1. Most important to cover catastrophic events.
2. Services that are worth more than they cost.
a. preventative services
b. vaccines

How much should patients pay out of pocket?
Some out of pocket costs can reduce moral hazard overuse.

Good patient care does not always equate to good health population.
The greater good is often different.
Antibiotic resistance was in part caused by all kids getting antibiotics for ear infections.
So now individual patients have to suffer for a little longer in order to prevent multiply resistant bugs.
Another example is the use of CT scans in the emergency departments.
The good of the population is better served by not scanning everyone even though the individual would be better served by getting the scan, just in case something is very wrong.

Is a mandate to buy health insurance a good idea?
Yes, premiums will go down if penetration is high enough.
Companies can drop premiums if they get both sick and healthy patients.


Comparative effectiveness vs. rationing
rationing already exists.
Infinite need and finite resources.
Allocation decisions are being made all the time, but not backed up by evidence.
Prostate screening as example, very well funded but relatively irrelevant test, because all old men get prostate cancer and very few die from it.
Let's use evidence.

How do you make sure policies actually work?
12 year old kid had tooth ache but couldn't find dentist who would take him (because medicaid reimbursement sucks), then ended up in the hospital getting $280,000 and then dying from brain infection.
But maybe this is an extreme case?
It's not, because upwards of 10% of uninsured patients that hospitals see were on medicare.

Death panel controversy which got blown out of proportion started as a provision that would provide physicians with reimbursement for end of life counseling. The major push was a facebook post by Sarah Palin that was based on no truth whatsoever. 
Misinformation is powerful and the American public is susceptible to believing whatever the media supports.
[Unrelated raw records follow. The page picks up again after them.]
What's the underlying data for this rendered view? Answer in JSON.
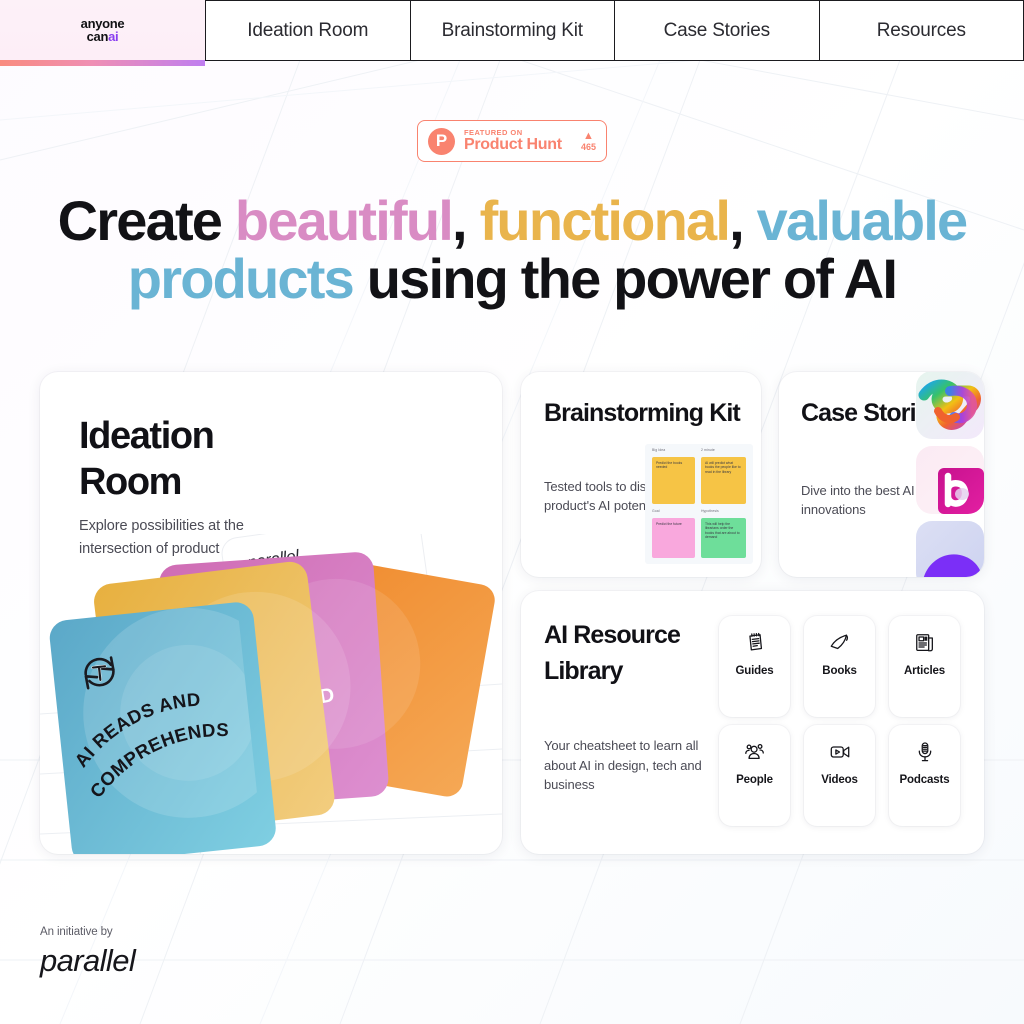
{
  "nav": {
    "logo": {
      "line1": "anyone",
      "line2_plain": "can",
      "line2_accent": "ai",
      "accent_color": "#8b3ff0"
    },
    "tabs": [
      {
        "label": "Ideation Room"
      },
      {
        "label": "Brainstorming Kit"
      },
      {
        "label": "Case Stories"
      },
      {
        "label": "Resources"
      }
    ]
  },
  "badge": {
    "logo_letter": "P",
    "featured_on": "FEATURED ON",
    "product": "Product Hunt",
    "arrow": "▲",
    "votes": "465",
    "color": "#f9836f"
  },
  "headline": {
    "part1": "Create ",
    "word_beautiful": "beautiful",
    "comma1": ", ",
    "word_functional": "functional",
    "comma2": ", ",
    "word_valuable": "valuable",
    "word_products": "products",
    "part_end": " using the power of AI",
    "colors": {
      "beautiful": "#d98cc4",
      "functional": "#e9b44c",
      "valuable": "#6ab4d4",
      "products": "#6ab4d4",
      "plain": "#121216"
    }
  },
  "cards": {
    "ideation": {
      "title": "Ideation Room",
      "description": "Explore possibilities at the intersection of product and AI",
      "art": {
        "deck_label": "parallel",
        "front_card_text": "AI READS AND COMPREHENDS",
        "back_card_text_fragment": "ND A",
        "front_icon": "text-refresh-icon"
      }
    },
    "brainstorming": {
      "title": "Brainstorming Kit",
      "description": "Tested tools to discover your product's AI potential",
      "stickies": [
        {
          "label": "Big Idea",
          "text": "Predict the books needed",
          "color": "#f6c445"
        },
        {
          "label": "2 minute",
          "text": "AI will predict what books the people like to read in the library",
          "color": "#f6c445"
        },
        {
          "label": "Goal",
          "text": "Predict the future",
          "color": "#f9a8dd"
        },
        {
          "label": "Hypothesis",
          "text": "This will help the librarians order the books that are about to demand",
          "color": "#6ede9a"
        }
      ]
    },
    "case_stories": {
      "title": "Case Stories",
      "description": "Dive into the best AI product innovations",
      "app_icons": [
        "copilot-icon",
        "bing-b-icon",
        "purple-wave-icon"
      ]
    },
    "library": {
      "title": "AI Resource Library",
      "description": "Your cheatsheet to learn all about AI in design, tech and business",
      "tiles": [
        {
          "label": "Guides",
          "icon": "notepad-icon"
        },
        {
          "label": "Books",
          "icon": "open-book-icon"
        },
        {
          "label": "Articles",
          "icon": "newspaper-icon"
        },
        {
          "label": "People",
          "icon": "people-group-icon"
        },
        {
          "label": "Videos",
          "icon": "video-camera-icon"
        },
        {
          "label": "Podcasts",
          "icon": "microphone-icon"
        }
      ]
    }
  },
  "footer": {
    "pretext": "An initiative by",
    "brand": "parallel"
  }
}
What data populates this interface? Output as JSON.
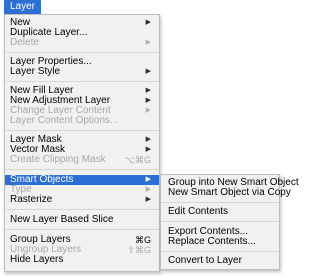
{
  "menubar": {
    "title": "Layer"
  },
  "menu": {
    "new": {
      "label": "New",
      "arrow": "▶"
    },
    "duplicate_layer": {
      "label": "Duplicate Layer..."
    },
    "delete": {
      "label": "Delete",
      "arrow": "▶"
    },
    "layer_properties": {
      "label": "Layer Properties..."
    },
    "layer_style": {
      "label": "Layer Style",
      "arrow": "▶"
    },
    "new_fill_layer": {
      "label": "New Fill Layer",
      "arrow": "▶"
    },
    "new_adjustment_layer": {
      "label": "New Adjustment Layer",
      "arrow": "▶"
    },
    "change_layer_content": {
      "label": "Change Layer Content",
      "arrow": "▶"
    },
    "layer_content_options": {
      "label": "Layer Content Options..."
    },
    "layer_mask": {
      "label": "Layer Mask",
      "arrow": "▶"
    },
    "vector_mask": {
      "label": "Vector Mask",
      "arrow": "▶"
    },
    "create_clipping_mask": {
      "label": "Create Clipping Mask",
      "shortcut": "⌥⌘G"
    },
    "smart_objects": {
      "label": "Smart Objects",
      "arrow": "▶"
    },
    "type": {
      "label": "Type",
      "arrow": "▶"
    },
    "rasterize": {
      "label": "Rasterize",
      "arrow": "▶"
    },
    "new_layer_based_slice": {
      "label": "New Layer Based Slice"
    },
    "group_layers": {
      "label": "Group Layers",
      "shortcut": "⌘G"
    },
    "ungroup_layers": {
      "label": "Ungroup Layers",
      "shortcut": "⇧⌘G"
    },
    "hide_layers": {
      "label": "Hide Layers"
    }
  },
  "submenu": {
    "group_into_new_smart_object": "Group into New Smart Object",
    "new_smart_object_via_copy": "New Smart Object via Copy",
    "edit_contents": "Edit Contents",
    "export_contents": "Export Contents...",
    "replace_contents": "Replace Contents...",
    "convert_to_layer": "Convert to Layer"
  },
  "colors": {
    "highlight": "#2c6fd6",
    "menu_background": "#f1f1f1",
    "disabled_text": "#a8a8a8"
  }
}
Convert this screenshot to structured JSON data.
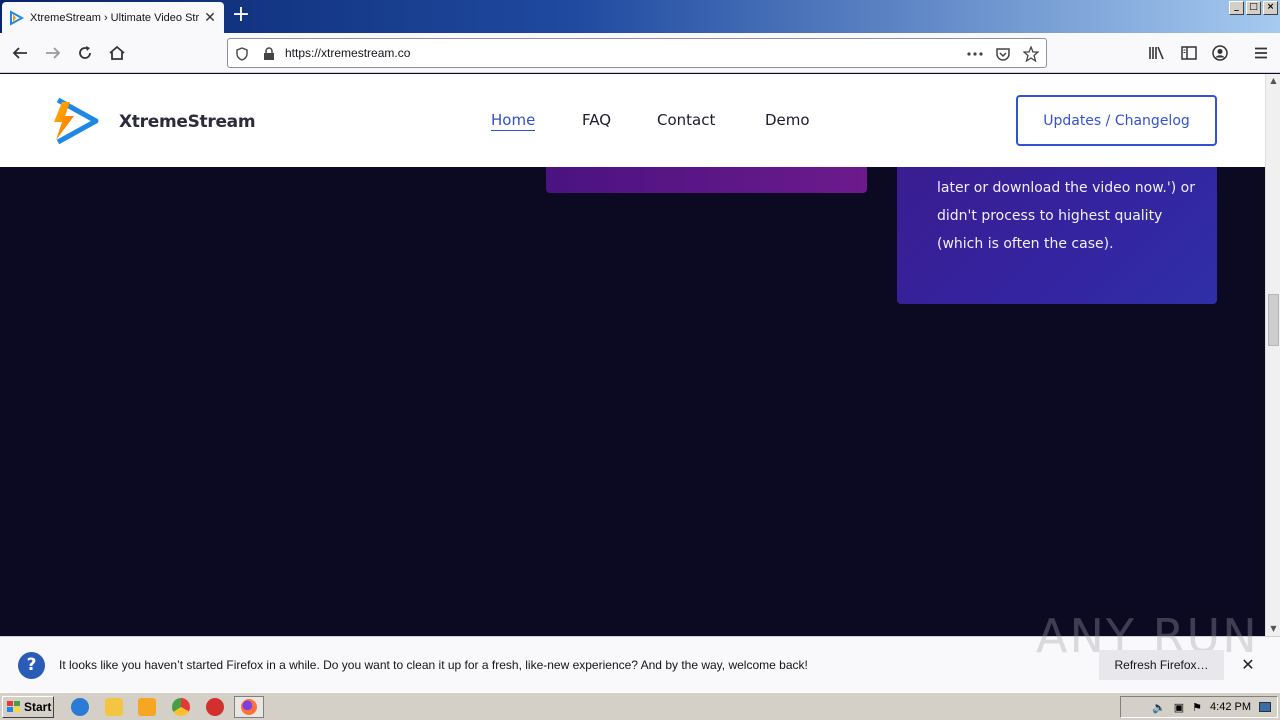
{
  "browser": {
    "tab_title": "XtremeStream › Ultimate Video Str",
    "new_tab_symbol": "+",
    "url": "https://xtremestream.co",
    "window_buttons": [
      "_",
      "□",
      "×"
    ]
  },
  "site": {
    "brand": "XtremeStream",
    "nav": [
      {
        "label": "Home",
        "active": true
      },
      {
        "label": "FAQ",
        "active": false
      },
      {
        "label": "Contact",
        "active": false
      },
      {
        "label": "Demo",
        "active": false
      }
    ],
    "changelog_button": "Updates / Changelog",
    "card_text": "later or download the video now.') or didn't process to highest quality (which is often the case).",
    "colors": {
      "accent": "#3451d1",
      "page_bg": "#0b0a22",
      "card_purple": "#6c1a8c",
      "card_blue": "#3424a0"
    }
  },
  "notification": {
    "message": "It looks like you haven’t started Firefox in a while. Do you want to clean it up for a fresh, like-new experience? And by the way, welcome back!",
    "button": "Refresh Firefox…",
    "icon": "question-icon"
  },
  "watermark": "ANY RUN",
  "taskbar": {
    "start_label": "Start",
    "clock": "4:42 PM",
    "apps": [
      "ie-icon",
      "explorer-icon",
      "media-player-icon",
      "chrome-icon",
      "opera-icon",
      "firefox-icon"
    ]
  }
}
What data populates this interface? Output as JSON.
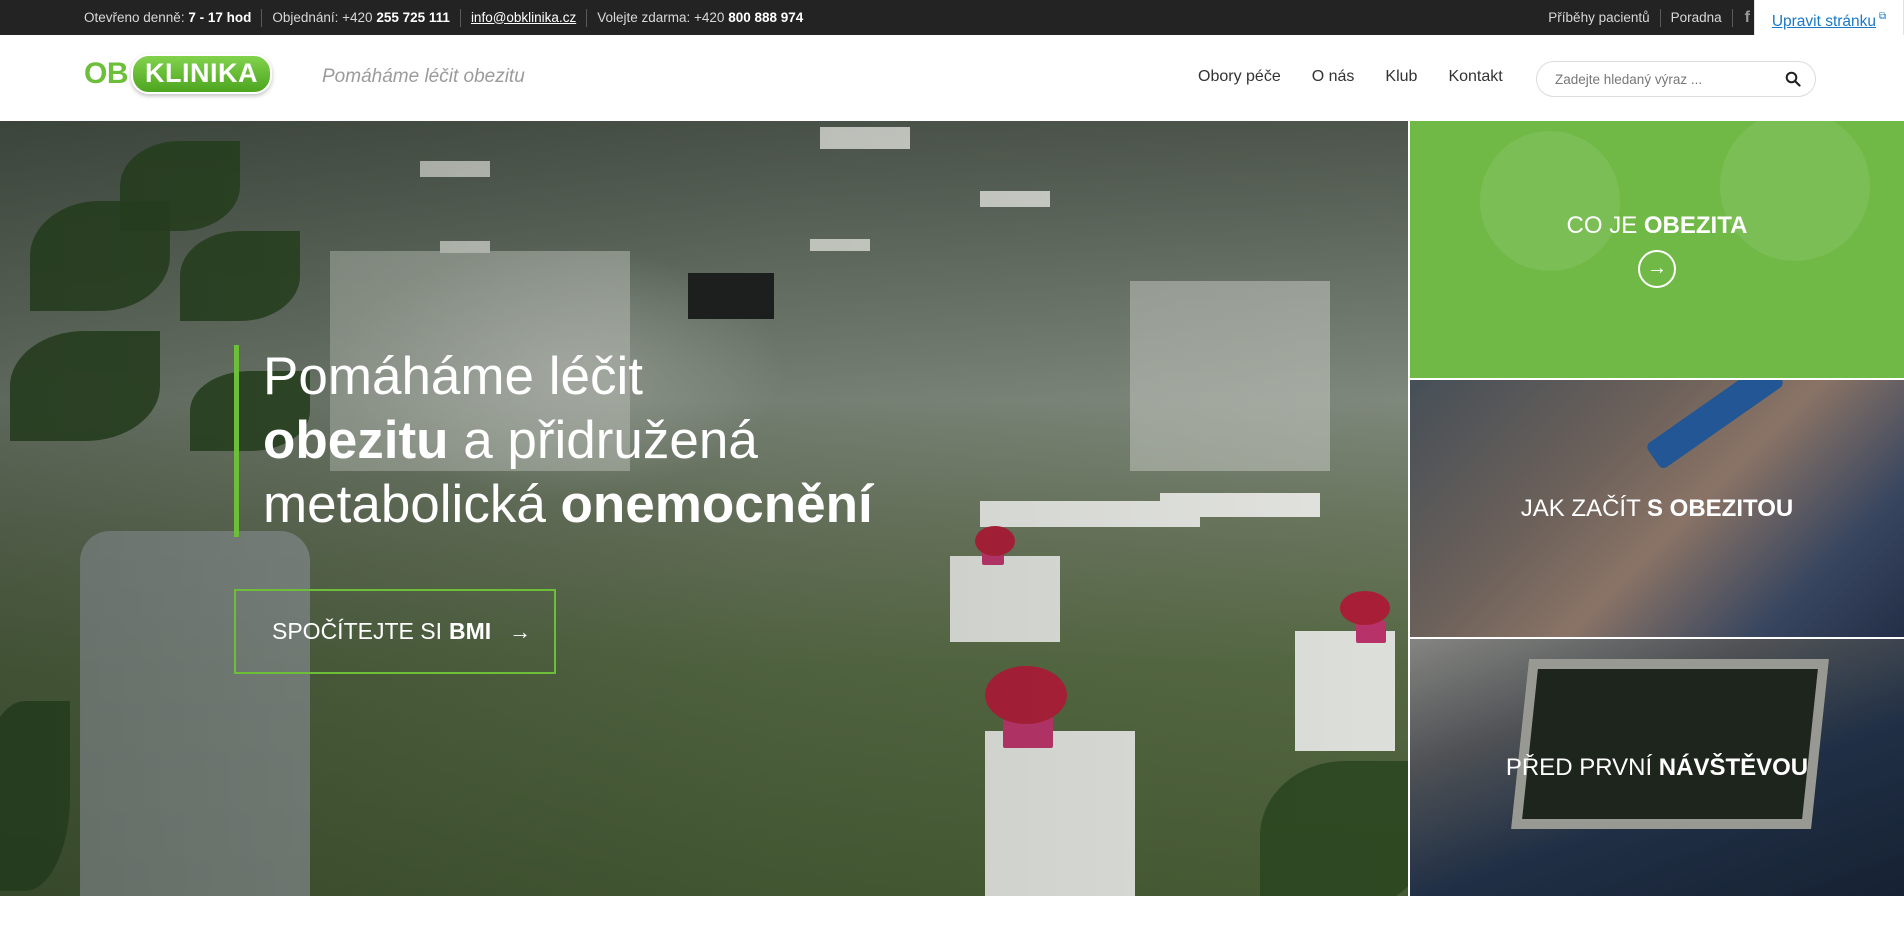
{
  "topbar": {
    "hours_label": "Otevřeno denně:",
    "hours_value": "7 - 17 hod",
    "order_label": "Objednání: +420",
    "order_phone": "255 725 111",
    "email": "info@obklinika.cz",
    "free_label": "Volejte zdarma: +420",
    "free_phone": "800 888 974",
    "links": [
      "Příběhy pacientů",
      "Poradna"
    ],
    "facebook_glyph": "f",
    "edit_link": "Upravit stránku",
    "edit_icon": "external-link-icon"
  },
  "header": {
    "logo_ob": "OB",
    "logo_klinika": "KLINIKA",
    "tagline": "Pomáháme léčit obezitu",
    "nav": [
      "Obory péče",
      "O nás",
      "Klub",
      "Kontakt"
    ],
    "search_placeholder": "Zadejte hledaný výraz ...",
    "search_icon": "search-icon"
  },
  "hero": {
    "line1": "Pomáháme léčit",
    "line2_bold": "obezitu",
    "line2_rest": " a přidružená",
    "line3_rest": "metabolická ",
    "line3_bold": "onemocnění",
    "cta_text": "SPOČÍTEJTE SI",
    "cta_bold": "BMI",
    "cta_arrow": "→"
  },
  "tiles": [
    {
      "text": "CO JE ",
      "bold": "OBEZITA",
      "arrow": "→"
    },
    {
      "text": "JAK ZAČÍT ",
      "bold": "S OBEZITOU"
    },
    {
      "text": "PŘED PRVNÍ ",
      "bold": "NÁVŠTĚVOU"
    }
  ],
  "colors": {
    "brand_green": "#6dbf3a",
    "topbar_bg": "#232323",
    "link_blue": "#1a79c7"
  }
}
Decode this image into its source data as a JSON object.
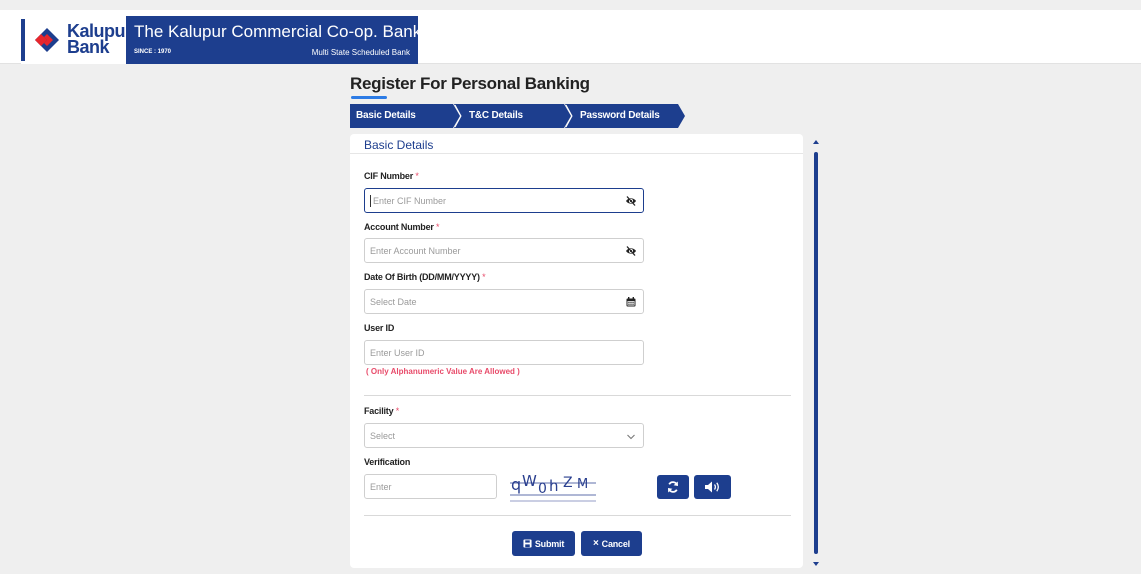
{
  "header": {
    "logo_line1": "Kalupur",
    "logo_line2": "Bank",
    "bank_name": "The Kalupur Commercial Co-op. Bank Ltd.",
    "since": "SINCE : 1970",
    "tagline": "Multi State Scheduled Bank"
  },
  "page": {
    "title": "Register For Personal Banking"
  },
  "steps": [
    {
      "label": "Basic Details",
      "active": true
    },
    {
      "label": "T&C Details",
      "active": false
    },
    {
      "label": "Password Details",
      "active": false
    }
  ],
  "card": {
    "title": "Basic Details"
  },
  "form": {
    "cif": {
      "label": "CIF Number",
      "placeholder": "Enter CIF Number",
      "required_mark": "*",
      "icon": "eye-slash-icon"
    },
    "account": {
      "label": "Account Number",
      "placeholder": "Enter Account Number",
      "required_mark": "*",
      "icon": "eye-slash-icon"
    },
    "dob": {
      "label": "Date Of Birth (DD/MM/YYYY)",
      "placeholder": "Select Date",
      "required_mark": "*",
      "icon": "calendar-icon"
    },
    "userid": {
      "label": "User ID",
      "placeholder": "Enter User ID",
      "hint": "( Only Alphanumeric Value Are Allowed )"
    },
    "facility": {
      "label": "Facility",
      "placeholder": "Select",
      "required_mark": "*",
      "icon": "chevron-down-icon"
    },
    "verification": {
      "label": "Verification",
      "placeholder": "Enter",
      "captcha_text": "qW0hZM"
    }
  },
  "buttons": {
    "submit": "Submit",
    "cancel": "Cancel",
    "refresh_icon": "refresh-icon",
    "audio_icon": "speaker-icon"
  },
  "colors": {
    "brand": "#1d3e8e",
    "accent": "#2c7be5",
    "error": "#e84b6a",
    "background": "#efefef"
  }
}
Good news is that when people understand the truth, they generally choose correctly.

Solutions will require rational discourse informed by 

Suggesting Reading
Health Economics Phelps, 2009
The Social Transformation of American Medicine, Starr, 1984
Kaiser Family Foundation (kff.org)
"Rationing Health Care: What Does it Mean?" NYTimes, July 3rd, 2009. Uwe E. Reinhardt
"Providing High-Value, Cost-Conscious Care: A Critical Seventh Generation Competency for Physicians." Annals of Internal Medicine" Steven E. Weinberger

Wednesday, October 5, 2011

Sleep

This afternoon we had brief lecture on behavioral psychology and it's applications toward depression and insomnia.
Really interesting to learn how sleep is cyclic, with deep, slow wave sleep at the beginning of the night and REM toward the morning.

The behavioral modification part was cool as well. The doc presented data on the success of sleep rationing to increase sleep time vs. various drugs. The behavioral methods worked much better.

In other news, I took my first serious exam of medical school on Monday.

Started with 25 questions about various structures tagged/pinned on cadavers or x-rays.
I felt pretty good about this part, but definitely forgot some simple information from the very beginning of the block. (each block is three weeks, so we're on to block II now)

Then I had 45 questions about various micrographs and light microscope images pertaining to tissue types and classification.
This went fairly well I think.

Monday morning finished with 37 multiple choice questions about cardiac physiology and ECG interpretations.
These were really challenging.
There were also some more short answer anatomy questions that were clinically oriented. I had not read enough of the textbook to feel really comfortable with these.

After lunch, we immediately started in on block II. Intensity is good.